Poll: Most in NC want independent map-maker

Posted July 27, 2011 3:46 p.m. EDT

A majority of North Carolina voters are concerned about political gerrymandering and favor giving redistricting authority to an independent body, according to a new poll commissioned by the N.C. Center for Voter Education.

The nonpartisan group surveyed 644 North Carolina voters between Sunday and Tuesday, and the poll has a margin of error of plus or minus 3.9 percent.

Two-thirds of voters say they're concerned that legislative and congressional district maps reflect partisan gerrymandering, and 65 percent support taking the authority to draw the maps away from the General Assembly and giving it to a nonpartisan entity.

When asked which party they trust most to draw fair legislative districts, 50 percent of voters say neither. Forty-six percent of Democrats, 37 percent of Republicans and a whopping 74 percent of independent voters said they don't trust political parties with redistricting.

"Clearly, North Carolina voters see a troubling conflict of interest when it comes to politicians drawing their own districts," said Damon Circosta, executive director of the Center for Voter Education, said in a statement. "Entrusting the redistricting process with a nonpartisan body would be an important step toward instilling confidence in the fairness of our state's voting maps."

A majority of voters said lawmakers didn't allow enough public input in the redistricting process, and only 21 percent characterized the new maps as fair.

Geographically, voters in western North Carolina are the most likely to say the new maps are unfair, at 50 percent, followed by 46 percent of Triangle-area voters who feel the same way.

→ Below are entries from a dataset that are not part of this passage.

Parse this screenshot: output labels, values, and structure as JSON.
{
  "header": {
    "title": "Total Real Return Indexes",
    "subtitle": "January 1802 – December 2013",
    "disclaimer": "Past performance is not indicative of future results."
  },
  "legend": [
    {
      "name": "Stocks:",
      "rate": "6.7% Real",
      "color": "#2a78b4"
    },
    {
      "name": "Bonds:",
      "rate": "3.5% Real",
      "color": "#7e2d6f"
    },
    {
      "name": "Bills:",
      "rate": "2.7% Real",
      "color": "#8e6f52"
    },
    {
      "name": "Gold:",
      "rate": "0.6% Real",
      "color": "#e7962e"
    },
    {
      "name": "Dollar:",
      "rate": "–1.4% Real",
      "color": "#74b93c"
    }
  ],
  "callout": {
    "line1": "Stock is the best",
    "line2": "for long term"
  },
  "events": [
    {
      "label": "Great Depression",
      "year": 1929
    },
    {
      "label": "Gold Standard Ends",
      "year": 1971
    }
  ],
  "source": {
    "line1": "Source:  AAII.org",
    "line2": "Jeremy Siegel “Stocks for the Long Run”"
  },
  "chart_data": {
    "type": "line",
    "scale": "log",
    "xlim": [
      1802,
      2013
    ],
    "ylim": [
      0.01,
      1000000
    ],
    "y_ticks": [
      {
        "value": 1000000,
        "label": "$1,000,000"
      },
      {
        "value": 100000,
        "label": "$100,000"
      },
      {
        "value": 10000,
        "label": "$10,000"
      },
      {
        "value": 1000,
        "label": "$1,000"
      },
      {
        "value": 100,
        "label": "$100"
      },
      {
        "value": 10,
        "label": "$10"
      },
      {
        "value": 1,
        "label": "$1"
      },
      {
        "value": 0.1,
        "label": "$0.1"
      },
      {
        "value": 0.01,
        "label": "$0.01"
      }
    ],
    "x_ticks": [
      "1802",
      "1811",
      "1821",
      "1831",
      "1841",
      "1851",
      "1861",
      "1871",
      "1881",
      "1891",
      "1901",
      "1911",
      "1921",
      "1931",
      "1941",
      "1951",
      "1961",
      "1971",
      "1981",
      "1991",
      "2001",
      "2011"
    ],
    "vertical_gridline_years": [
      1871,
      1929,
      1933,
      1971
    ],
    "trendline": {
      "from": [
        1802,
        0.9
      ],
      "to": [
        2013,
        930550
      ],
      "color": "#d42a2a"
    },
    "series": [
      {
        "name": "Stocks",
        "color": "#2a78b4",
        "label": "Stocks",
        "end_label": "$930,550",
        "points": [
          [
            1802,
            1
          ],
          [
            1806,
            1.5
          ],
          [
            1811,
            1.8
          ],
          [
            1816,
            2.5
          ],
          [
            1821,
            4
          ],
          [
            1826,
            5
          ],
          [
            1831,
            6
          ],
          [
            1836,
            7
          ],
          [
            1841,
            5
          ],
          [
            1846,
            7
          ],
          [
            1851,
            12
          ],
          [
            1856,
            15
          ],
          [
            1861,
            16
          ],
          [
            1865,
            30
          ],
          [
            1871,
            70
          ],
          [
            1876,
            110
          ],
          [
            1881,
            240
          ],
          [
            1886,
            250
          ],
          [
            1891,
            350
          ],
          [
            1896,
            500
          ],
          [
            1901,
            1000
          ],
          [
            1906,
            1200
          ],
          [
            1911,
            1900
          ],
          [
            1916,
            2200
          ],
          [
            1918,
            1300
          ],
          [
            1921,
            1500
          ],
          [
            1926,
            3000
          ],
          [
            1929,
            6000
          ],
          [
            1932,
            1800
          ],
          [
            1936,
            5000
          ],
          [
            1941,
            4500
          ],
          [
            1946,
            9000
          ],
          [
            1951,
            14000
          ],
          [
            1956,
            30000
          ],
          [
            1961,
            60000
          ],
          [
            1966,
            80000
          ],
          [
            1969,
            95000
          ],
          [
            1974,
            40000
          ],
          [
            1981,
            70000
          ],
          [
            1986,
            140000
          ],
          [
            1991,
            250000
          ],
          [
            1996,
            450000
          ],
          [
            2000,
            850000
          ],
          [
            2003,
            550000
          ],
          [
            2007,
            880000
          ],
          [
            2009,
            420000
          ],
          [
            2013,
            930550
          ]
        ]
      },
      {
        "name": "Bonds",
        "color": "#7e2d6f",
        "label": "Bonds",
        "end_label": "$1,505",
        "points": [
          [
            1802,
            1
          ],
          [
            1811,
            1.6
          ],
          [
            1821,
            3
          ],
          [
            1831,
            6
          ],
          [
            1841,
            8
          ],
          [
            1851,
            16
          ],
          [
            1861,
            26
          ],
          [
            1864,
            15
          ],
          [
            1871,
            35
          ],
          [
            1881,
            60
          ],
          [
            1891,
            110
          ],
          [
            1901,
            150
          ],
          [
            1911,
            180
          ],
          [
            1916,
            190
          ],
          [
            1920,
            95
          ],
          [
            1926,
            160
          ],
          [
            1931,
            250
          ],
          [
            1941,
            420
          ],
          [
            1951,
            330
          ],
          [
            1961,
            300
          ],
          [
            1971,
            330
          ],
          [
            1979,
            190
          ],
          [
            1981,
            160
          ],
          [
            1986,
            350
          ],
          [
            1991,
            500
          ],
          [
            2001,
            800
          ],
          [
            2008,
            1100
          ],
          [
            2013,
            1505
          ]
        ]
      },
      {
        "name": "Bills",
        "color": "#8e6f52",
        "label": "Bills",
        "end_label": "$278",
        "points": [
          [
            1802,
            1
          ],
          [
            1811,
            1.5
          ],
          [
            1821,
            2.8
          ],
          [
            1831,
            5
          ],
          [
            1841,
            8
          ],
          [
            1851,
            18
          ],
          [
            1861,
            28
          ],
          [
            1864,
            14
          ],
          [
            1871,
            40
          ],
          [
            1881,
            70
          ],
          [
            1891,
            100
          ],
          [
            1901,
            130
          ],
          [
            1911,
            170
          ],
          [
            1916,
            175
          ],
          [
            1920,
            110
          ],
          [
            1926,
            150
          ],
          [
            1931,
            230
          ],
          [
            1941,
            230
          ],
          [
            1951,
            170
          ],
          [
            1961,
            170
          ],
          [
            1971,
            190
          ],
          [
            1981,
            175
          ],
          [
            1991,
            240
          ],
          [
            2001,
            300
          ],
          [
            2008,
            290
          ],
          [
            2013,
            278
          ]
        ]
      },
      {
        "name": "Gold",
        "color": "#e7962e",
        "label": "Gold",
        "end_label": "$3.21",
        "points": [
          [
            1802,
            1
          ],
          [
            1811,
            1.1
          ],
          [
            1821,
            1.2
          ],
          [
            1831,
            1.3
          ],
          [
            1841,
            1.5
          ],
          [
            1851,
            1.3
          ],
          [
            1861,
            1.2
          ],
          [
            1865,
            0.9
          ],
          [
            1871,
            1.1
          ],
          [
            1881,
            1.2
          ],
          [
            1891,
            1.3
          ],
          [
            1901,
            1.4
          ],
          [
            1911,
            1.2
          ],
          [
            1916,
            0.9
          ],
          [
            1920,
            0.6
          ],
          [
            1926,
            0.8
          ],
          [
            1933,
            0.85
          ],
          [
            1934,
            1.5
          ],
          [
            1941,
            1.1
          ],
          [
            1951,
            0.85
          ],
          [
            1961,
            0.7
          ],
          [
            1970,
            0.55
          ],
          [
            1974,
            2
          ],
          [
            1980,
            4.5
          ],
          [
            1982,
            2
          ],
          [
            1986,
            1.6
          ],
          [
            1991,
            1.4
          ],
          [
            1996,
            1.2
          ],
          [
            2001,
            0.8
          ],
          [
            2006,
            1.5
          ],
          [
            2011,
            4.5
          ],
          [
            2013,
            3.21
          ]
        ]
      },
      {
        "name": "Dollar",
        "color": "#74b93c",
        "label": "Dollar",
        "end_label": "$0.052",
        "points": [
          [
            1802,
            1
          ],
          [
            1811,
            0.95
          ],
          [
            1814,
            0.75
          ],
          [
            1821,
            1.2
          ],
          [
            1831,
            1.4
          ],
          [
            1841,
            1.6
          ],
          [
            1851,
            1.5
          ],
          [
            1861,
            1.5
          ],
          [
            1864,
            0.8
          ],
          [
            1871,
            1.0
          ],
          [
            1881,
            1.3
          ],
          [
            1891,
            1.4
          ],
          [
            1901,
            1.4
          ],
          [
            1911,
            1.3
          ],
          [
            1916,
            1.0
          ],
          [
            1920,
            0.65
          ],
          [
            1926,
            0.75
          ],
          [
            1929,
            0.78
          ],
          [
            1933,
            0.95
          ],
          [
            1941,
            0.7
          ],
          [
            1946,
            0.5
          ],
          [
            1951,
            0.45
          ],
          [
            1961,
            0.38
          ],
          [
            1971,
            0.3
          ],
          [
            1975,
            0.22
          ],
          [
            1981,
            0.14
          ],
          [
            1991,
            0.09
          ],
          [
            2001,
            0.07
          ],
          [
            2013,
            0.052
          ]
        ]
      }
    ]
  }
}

In every region of the state, voters who think the maps are unfairly drawn outnumber voters who say the new districts are fair.

"Voters across the state share serious concerns about the fairness of the redistricting process," Circosta said. "However, the western part of the state seems especially upset by the proposed congressional map that shifts Asheville away from its longtime home in the 11th District, which voters may view as a partisan move."